150 adjuvants sont autorisés par la loi…

Si un boulanger fait son pain en trois ou quatre heures, il en va tout autrement dans l’industrie. Les objectifs sont économiques : il faut produire en grandes quantités et le plus rapidement possible. Les produits doivent être homogènes : identiques dans leurs goût et texture. Alors, dans l’industrie, quarante minutes suffisent pour faire un pain et il en sort des centaines de milliers par jour… Le pain étant le résultat de réactions chimiques et physiques précises, il est clair que ce type de production va exiger une quantité plus importante d’adjuvants, d’additifs et d’auxiliaires technologiques pour remplacer le temps de pointage.

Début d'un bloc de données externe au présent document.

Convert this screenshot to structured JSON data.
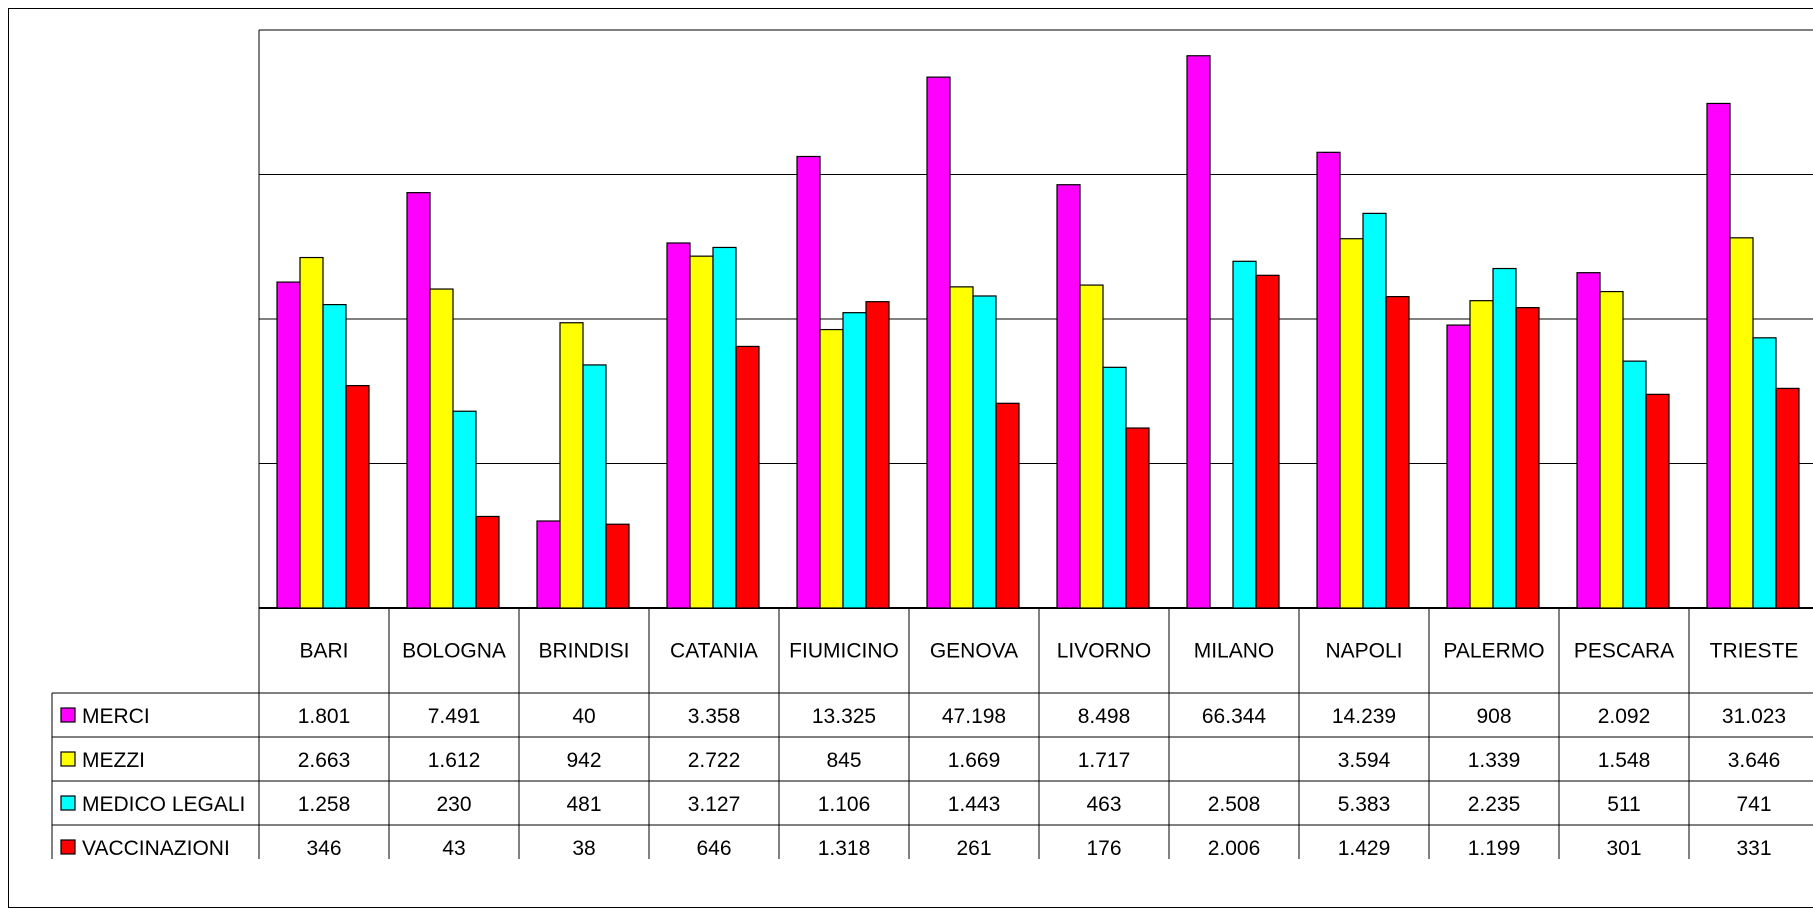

La loi autorise l’utilisation de cent cinquante adjuvants ! Si certains d’entre eux servent à accélérer le processus de fabrication ou la durée de conservation, la majorité intervient dans le goût, la saveur, la texture, le croquant… Ainsi, au départ d’une farine blanche, on peut à l’aide d’additifs obtenir une croûte craquante ou molle, une mie plus ou moins moelleuse, une couleur foncée pour faire croire que le pain est riche en fibres ou encore des arômes de beurre. Le coût de revient est ainsi moins élevé.

Les pains que nous achetons en grande surface sont le fruit de cette industrialisation et nous ne sommes pas forcément au courant des adjuvants qu’ils contiennent. Si les ingrédients des farines doivent être décrits de manière exhaustive sur les sacs, le boulanger ou la grande surface ne doit mentionner que la dénomination du pain, le pourcentage de céréales complètes qu’il contient, son prix et son poids.